Clapham skater is a multiple gold medal winner – at the age of 12

BY YANN TEAR
yann@slpmedia.co.uk

A former ice dancer who turned to speed skating just a year ago, has become a multiple gold medal winner at the British Longtrack Championships.

And what makes the achievement all the more remarkable is that the Clapham skater is still only 12.

Alex Snowdon took home three gold medals – in the 500m, Super Sprints and Mass Start categories at the championships in The Hague recently and then matched it by winning the U14 Ladies Short Track Championships title in Sheffield last weekend.

A year ago, the youngster had never thought of entering the sport. Now, her newly-discovered talent has earned her a short track world ranking as low as 13 for the 333m and a long track world ranking of 37 for the 500m, considered the most competed distance in long track speed skating.

Snowdon is no stranger to the ice though, as prior to speed skating, she was a successful ice dancer who competed for Great Britain a number of times, winning four international golds and one bronze medal. At just 10 years old, she was also the 2017 U13 British Solo Ice Dance silver medallist.

Snowdon started figure skating competitively at the age of six and quickly qualified for the BIS (British Ice Skating) national development squad, becoming their youngest member.

At seven, she was the youngest competitor to have ever qualified for a British Figure Skating Championship, having successfully qualified for the British Solo Ice Dance Championships that year.

But Snowdon has turned her back on it all by embracing this new sport – and has already proved she has what it takes to make a massive impact.

“After watching [GB skater] Elise Christie compete at the Winter Olympics last year, I knew I wanted to be a speed skater,” she said. “It just looked like it would be so much fun.

“I took time out from ice dance to focus on speed skating but after just a couple of months I decided I did not want to go back. Speed skating is my life now and I seem to have adjusted quickly to skating with super-long skates and very different blades.

“I started working really hard once I became interested and I really liked it.

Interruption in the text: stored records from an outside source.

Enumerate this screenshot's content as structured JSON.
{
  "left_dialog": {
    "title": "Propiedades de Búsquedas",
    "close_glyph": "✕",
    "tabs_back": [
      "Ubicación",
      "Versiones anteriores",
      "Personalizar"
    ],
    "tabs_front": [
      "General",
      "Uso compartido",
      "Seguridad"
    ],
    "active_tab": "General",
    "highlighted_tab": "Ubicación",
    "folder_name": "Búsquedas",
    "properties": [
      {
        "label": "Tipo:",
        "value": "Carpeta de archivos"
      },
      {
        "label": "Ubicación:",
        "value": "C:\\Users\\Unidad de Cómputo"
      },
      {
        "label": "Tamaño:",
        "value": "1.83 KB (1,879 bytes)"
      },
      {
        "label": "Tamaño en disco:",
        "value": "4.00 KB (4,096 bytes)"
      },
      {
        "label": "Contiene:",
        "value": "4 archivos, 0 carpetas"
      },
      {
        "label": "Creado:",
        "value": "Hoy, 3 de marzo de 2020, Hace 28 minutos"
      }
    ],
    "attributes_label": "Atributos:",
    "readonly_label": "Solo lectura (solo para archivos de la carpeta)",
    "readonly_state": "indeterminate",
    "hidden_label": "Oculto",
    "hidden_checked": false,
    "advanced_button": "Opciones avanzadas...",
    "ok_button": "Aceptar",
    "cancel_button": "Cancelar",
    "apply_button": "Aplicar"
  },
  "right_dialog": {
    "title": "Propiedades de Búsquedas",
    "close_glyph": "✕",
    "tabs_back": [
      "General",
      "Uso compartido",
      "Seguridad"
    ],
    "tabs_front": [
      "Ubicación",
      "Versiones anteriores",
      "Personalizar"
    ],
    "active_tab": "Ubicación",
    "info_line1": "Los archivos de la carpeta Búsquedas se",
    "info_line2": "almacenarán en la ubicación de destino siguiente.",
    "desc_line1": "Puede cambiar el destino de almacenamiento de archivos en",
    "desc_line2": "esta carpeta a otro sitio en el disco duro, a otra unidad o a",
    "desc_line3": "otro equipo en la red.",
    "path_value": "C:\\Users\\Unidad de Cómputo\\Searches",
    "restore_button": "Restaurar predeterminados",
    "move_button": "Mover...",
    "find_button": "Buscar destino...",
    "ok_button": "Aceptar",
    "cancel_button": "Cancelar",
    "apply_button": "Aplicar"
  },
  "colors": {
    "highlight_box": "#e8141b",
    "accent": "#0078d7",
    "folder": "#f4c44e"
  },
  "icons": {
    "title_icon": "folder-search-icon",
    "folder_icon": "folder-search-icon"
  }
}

In September last year, I got my short track time down to 59 seconds for a 500m distance and started shaving off seconds until, at 53.2 seconds, I not only qualified to compete in the ISU (International Skating Union) Star Class series as a Junior D skater (U14) but also as a Junior C skater (U16).

“I was really happy about this, as the Star Class is a European competition series exclusively for Europe’s best young speed skaters that ultimately culminates in competing at the Europa Cup, and that is a big deal.”

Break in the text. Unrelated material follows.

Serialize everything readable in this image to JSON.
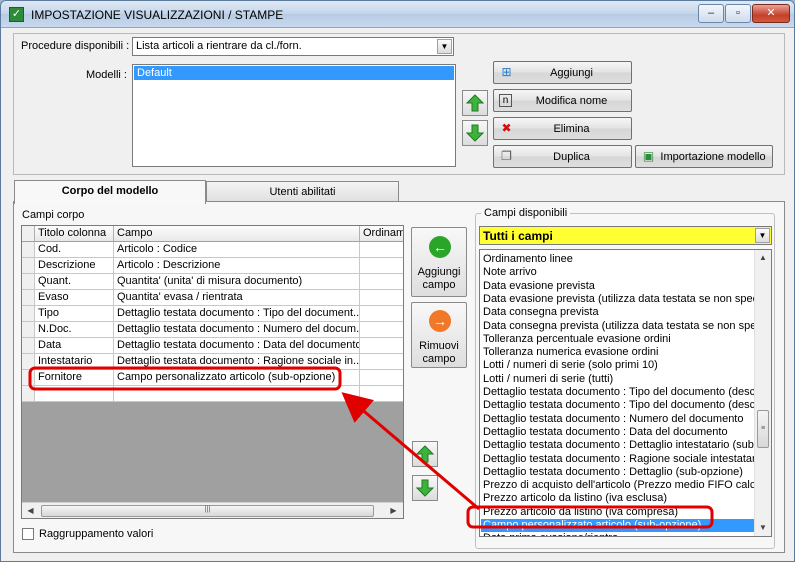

Snowdon skates both short track and long track – the former is a lightning-fast, adrenaline-fuelled winter sport full of unpredictability, where skaters reach speeds of up to 50kmph on blades 46cm long and only 1mm thick. The latter is the equivalent of running races in athletics and it is regularly done on outdoor natural ice rinks.

Snowdon has an intense schedule that sees her train with Aldwych, her Guildford-based short track club during the week as well as regular travel to The Hague in the Netherlands with her parents during competition season (September to March) to train on a long track rink as there are none in the UK.

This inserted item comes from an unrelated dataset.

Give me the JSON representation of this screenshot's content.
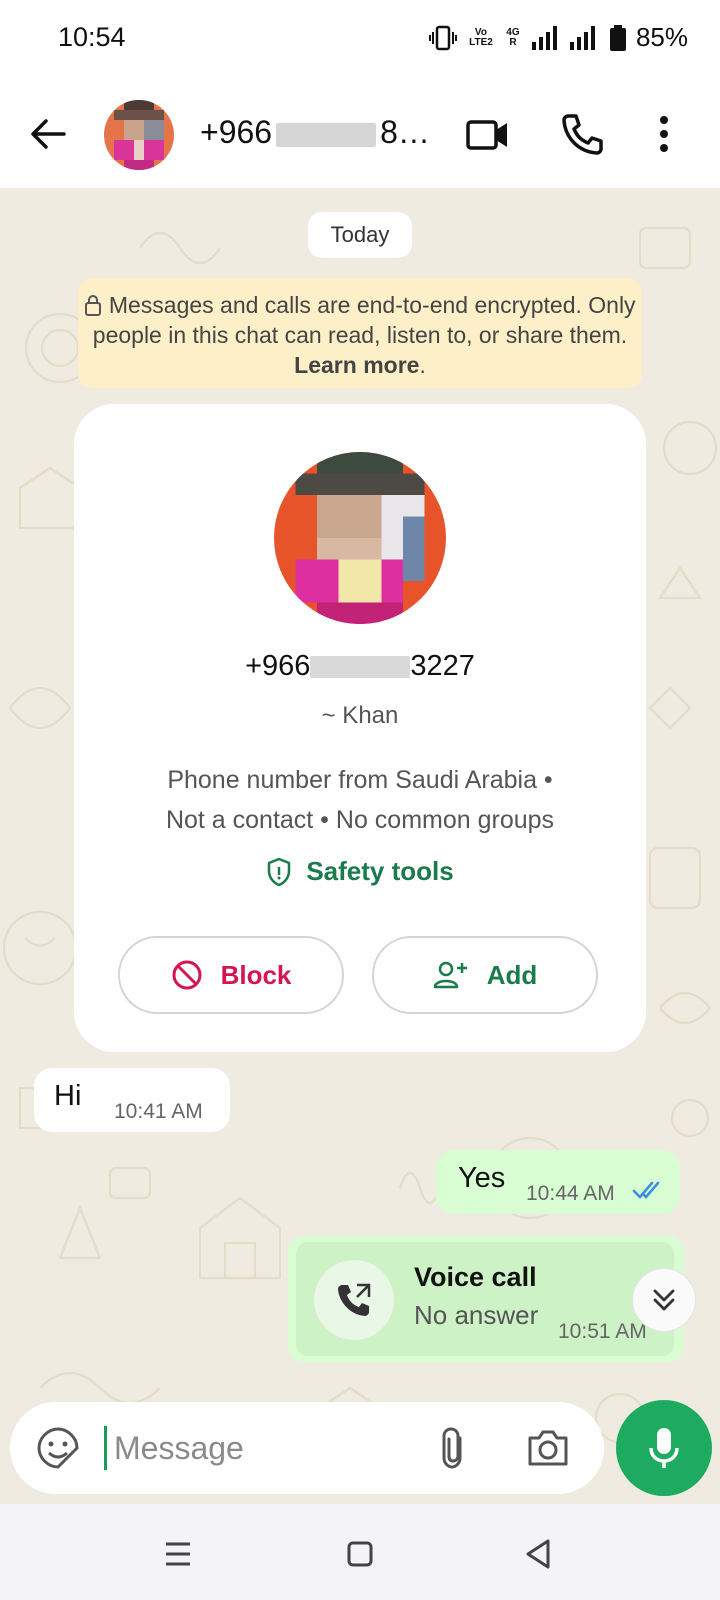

During half terms and holidays she trains with USF, her French short track club, as well as attending regular week-long training camps in destinations such as Inzell, Berlin and Montreal.

Snowdon is a weekly boarder at Roedean, the famous all girls boarding school in Brighton, where she puts in hours of fitness training during the week.

With a glittering speed skating future ahead of her, she has her eyes firmly set on competing at the 2026 Winter Olympics, the host nation of which will be announced in June this year.

“I know I can get there if I put in the training. It’s definitely something I feel I can do. It would be such a proud moment to represent my country at the Olympics.”

Snowdon has been supported financially for almost four years by the GLL Sports Foundation, the largest sporting foundation of its kind in the UK, and during this time she has seen many of their supported athletes go off to major international competitions, including the recent 2018 Winter Olympics.

Stephen Airey, the UK Longtrack team manager said: “Alex came into speed skating just one year ago and through hard work, determination and the coaching skills of UKLongtrack she has now taken the 2019 U13 British Championship title for the 500m, as well as taking gold in the Supersprint and Mass Start competitions.

“It has been a really great year for Alex as early on in the season she achieved the qualifying times to join the British youth squad in two international competitions, namely the Country Match in Hamar, Norway and the Viking Race (European Youth Championships) in Heerenveen, Netherlands, where she finished in the top eight out of 24 competitors.

“I have no doubt that Alex has a great future in British speed skating and we look forward to working with her again next season and in seeing her continue to go from strength to strength.”